Sentiment in the market is not as extreme as it may seem at first glance. Rather than relying solely on the sentiment survey conducted by the American Association of Individual Investors (AAII), which shows a higher percentage of bullish respondents compared to bearish ones, Nguyen prefers looking at the amount of cash allocated in the AAII’s allocation survey. In November, investors had 19% of their portfolios in cash, exceeding the 10-year average of approximately 17%. This implies that equity fundamentals are currently experiencing a prolonged period of stability and predictability, which is generally favorable for equity investors.
Historical data supports this assessment. Over the past 10 years, there have been 30 streaks of 15 consecutive days or more without a 1% move in the market. Interestingly, three months after these streaks ended, the market was higher 70% of the time, with an average gain of 1.5%. However, there is an important caveat to consider. The longest streaks, specifically those lasting 60 days or more, were followed by significant market declines. On average, the S&P 500 dropped by 9.3% during these periods, which occurred four times within the past decade.

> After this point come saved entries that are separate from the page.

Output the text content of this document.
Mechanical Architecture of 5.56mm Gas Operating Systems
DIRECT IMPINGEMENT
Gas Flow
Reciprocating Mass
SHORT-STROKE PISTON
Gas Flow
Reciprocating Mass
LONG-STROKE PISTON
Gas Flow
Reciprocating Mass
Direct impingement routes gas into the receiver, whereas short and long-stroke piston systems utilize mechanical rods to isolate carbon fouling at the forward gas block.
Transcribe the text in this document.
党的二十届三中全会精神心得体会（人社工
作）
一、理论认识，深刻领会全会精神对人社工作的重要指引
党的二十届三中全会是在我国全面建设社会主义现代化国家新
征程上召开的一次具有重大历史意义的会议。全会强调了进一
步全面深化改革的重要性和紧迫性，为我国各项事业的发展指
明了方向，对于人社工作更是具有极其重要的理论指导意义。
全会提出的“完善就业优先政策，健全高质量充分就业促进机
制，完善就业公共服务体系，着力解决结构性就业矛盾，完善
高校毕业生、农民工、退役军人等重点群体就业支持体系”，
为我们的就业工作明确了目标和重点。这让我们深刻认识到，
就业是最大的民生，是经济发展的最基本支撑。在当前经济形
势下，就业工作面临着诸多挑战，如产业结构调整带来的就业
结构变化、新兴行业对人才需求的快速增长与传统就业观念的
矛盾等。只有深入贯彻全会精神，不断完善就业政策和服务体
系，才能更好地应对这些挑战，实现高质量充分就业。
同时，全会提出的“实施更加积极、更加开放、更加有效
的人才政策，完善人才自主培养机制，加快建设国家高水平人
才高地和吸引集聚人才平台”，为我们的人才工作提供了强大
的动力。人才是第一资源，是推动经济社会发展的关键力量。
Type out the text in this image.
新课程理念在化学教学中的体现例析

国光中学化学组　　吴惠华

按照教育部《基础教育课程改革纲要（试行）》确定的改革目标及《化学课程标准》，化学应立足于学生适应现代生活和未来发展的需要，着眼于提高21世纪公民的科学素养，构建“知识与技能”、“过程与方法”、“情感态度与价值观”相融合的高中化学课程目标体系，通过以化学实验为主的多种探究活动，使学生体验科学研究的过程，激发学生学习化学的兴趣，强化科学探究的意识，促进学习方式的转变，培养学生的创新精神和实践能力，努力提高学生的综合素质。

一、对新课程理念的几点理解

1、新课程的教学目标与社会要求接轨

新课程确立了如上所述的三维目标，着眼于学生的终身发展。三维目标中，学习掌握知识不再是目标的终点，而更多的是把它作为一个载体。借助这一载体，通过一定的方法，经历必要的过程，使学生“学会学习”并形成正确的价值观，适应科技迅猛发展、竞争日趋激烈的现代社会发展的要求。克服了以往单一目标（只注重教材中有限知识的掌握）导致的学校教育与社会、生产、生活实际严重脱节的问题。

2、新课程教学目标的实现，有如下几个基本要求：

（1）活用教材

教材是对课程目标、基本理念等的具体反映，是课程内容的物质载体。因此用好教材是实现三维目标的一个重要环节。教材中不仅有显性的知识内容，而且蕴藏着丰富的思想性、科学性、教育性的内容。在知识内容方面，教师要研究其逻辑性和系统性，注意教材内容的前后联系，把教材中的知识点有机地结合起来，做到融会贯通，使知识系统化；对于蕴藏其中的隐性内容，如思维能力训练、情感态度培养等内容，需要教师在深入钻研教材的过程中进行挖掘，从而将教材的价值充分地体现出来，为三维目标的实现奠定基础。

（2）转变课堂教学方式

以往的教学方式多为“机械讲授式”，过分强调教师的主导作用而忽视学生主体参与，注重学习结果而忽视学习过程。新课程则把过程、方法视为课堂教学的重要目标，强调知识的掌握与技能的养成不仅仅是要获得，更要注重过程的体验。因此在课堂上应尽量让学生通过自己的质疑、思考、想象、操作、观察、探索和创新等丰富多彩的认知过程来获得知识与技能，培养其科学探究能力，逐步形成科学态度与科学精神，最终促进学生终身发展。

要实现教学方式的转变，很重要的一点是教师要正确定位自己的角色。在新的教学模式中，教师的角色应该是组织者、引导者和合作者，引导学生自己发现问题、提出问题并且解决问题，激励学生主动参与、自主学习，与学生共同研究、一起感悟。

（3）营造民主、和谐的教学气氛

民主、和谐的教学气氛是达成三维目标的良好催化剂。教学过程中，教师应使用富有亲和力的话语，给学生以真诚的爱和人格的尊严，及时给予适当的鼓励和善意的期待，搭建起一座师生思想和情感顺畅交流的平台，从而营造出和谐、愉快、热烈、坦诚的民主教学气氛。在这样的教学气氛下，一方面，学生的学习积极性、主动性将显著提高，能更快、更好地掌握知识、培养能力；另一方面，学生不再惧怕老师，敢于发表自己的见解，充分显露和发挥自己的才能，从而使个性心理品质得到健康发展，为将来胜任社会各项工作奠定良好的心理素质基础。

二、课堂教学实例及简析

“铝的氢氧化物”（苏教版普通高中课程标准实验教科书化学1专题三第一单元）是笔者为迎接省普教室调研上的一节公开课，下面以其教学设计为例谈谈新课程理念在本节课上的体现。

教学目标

In conclusion, while some may consider the current market conditions as “boring,” they actually present an opportunity for equity investors. The balanced perspective provided by Nguyen suggests that the market is neither excessively bullish nor overvalued. Earnings growth remains stable, and although caution is advised regarding overly optimistic forecasts, history provides valuable insights into the potential for future market movements.